MARS beamline offers its users a new experimental technique: High-Energy Resolution Fluorescence-Detection (HERFD) X-ray Absorption Spectroscopy (XAS)
Context and experimental challenges
The physical properties and reactivity of actinide elements (in particular uranium) are highly dependent on their electronic structure and more specifically the 6d and 5f valence orbitals. X-ray absorption spectroscopy (XAS) can be used to probe the electronic structure of these orbitals and determine the degree of oxidation and the local atomic structure of actinides. XANES/EXAFS spectroscopy at actinide L3 edges (for uranium: 17.2 keV) can be used to probe 6d orbitals (2p core hole) and is routinely used on the MARS beamline, which is dedicated to the study of radioactive materials. 5f orbitals can be probed at the M4,5 edges (3d core hole), which energy (3.7 keV for uranium) presents a double challenge: it is the lower bound of the MARS beamline energy range (3.5 keV) and in regard to these energies air scattering dramatically reduces the incident and detected photon flux. Furthermore a crystal-analyzer spectrometer must be used to determine the detailed structure of the 5f orbitals. This reduces the flux of the detected photons by 2 or 3 orders of magnitude, and increases up to 2m the x-ray path in the air, while 10 cm of air induces already a photon flux reduction by a factor of 10!

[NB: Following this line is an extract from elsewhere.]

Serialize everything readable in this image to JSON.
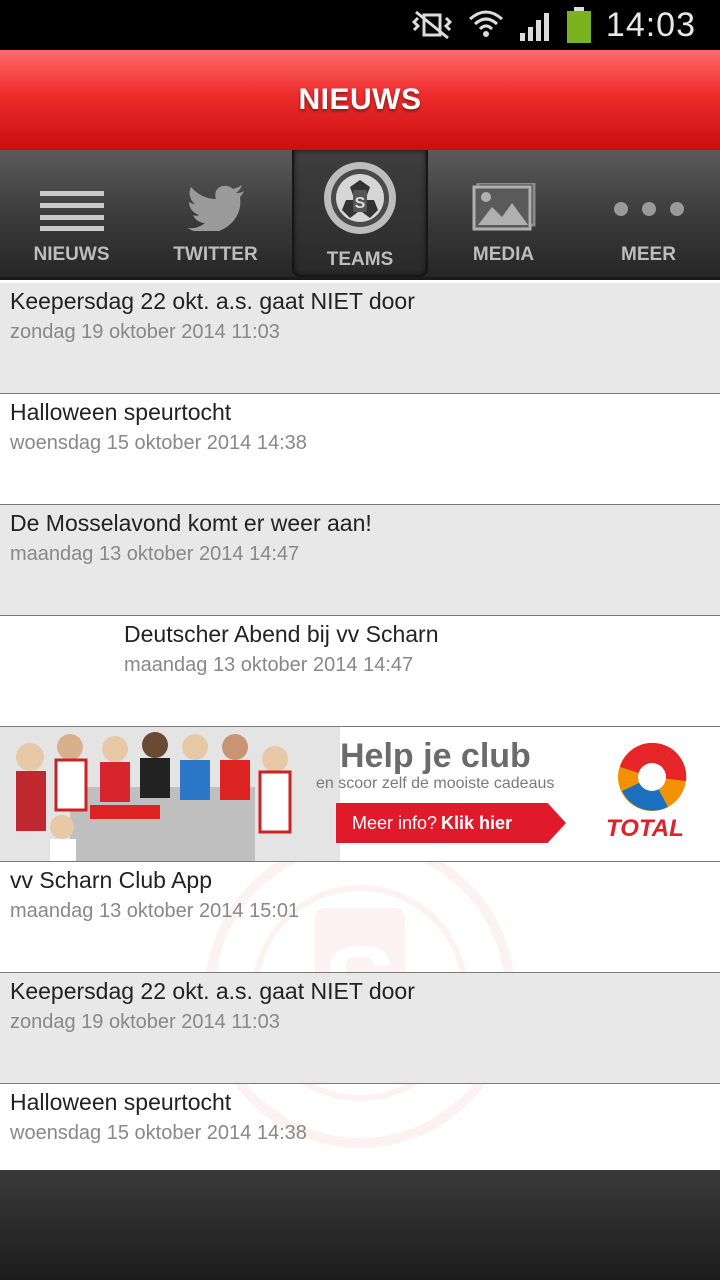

First U M4 spectra on MARS
In February 2018, uranium M4 edge XANES was performed for the first time on the MARS beamline. Helium chambers were used to minimize as much as possible the presence of air on the X-ray path. The MARS beamline emission spectrometer equipped with a Si(220) bent crystal analyzer made it possible to detect the Mbeta emission with a resolution of 1.6 eV.
Figure 1a compares the uranium M4 edge spectra of uranyl nitrate measured in total fluorescence yield using a SDD detector and using the emission spectrometer. This technique is called high-energy resolution fluorescence-detection (HERFD) XAS because the detection of the Mbeta fluorescence line with an energy resolution in the order of the electron-volt reduces effectively the 3d core-hole lifetime broadening. In the case of uranyl nitrate, three absorption bands can be distinguished that correspond to the three groups of non-bonding and anti-bonding 5f molecular orbital groups formed in the uranyl bond (see Figure 1b).
Figure 1: a) HERFD-XAS spectra at the uranium M4 edge in uranyl nitrate. b) Simplified molecular orbital diagram of uranyl.
Importance for the study of actinyls
Among the different chemical forms of actinides (An), hexavalent trans-dioxo AnO22+ linear groups called actinyls (uranyl for uranium) are of particular interest. Effectively, the reactivity of these species is a crucial factor for many applications in medical, nuclear and environmental chemistry. In addition to its technological and environmental importance, uranium is a model element in the actinide family. In ambient oxidation-reduction conditions, it occurs mainly as hexavalent uranyl bipyramids with a variable number of equatorial oxo-ligands, resulting in more than 300 natural or synthetic crystal structures.
The reactivity of uranyl ions, and hence their mobility, depends on the reactivity of the equatorial ligands and is revealed in the covalency of the uranyl bond. This covalency is governed by the location of the uranium 5f electrons, which can be probed using M-edge HERFD-XAS spectroscopy.
Conclusion
The recent availability of actinide M4,5 edge HERFD-XAS on the MARS beamline opens up numerous opportunities for physicochemical research on these elements, while also benefiting from the radioprotection conditions offered by the MARS beamline.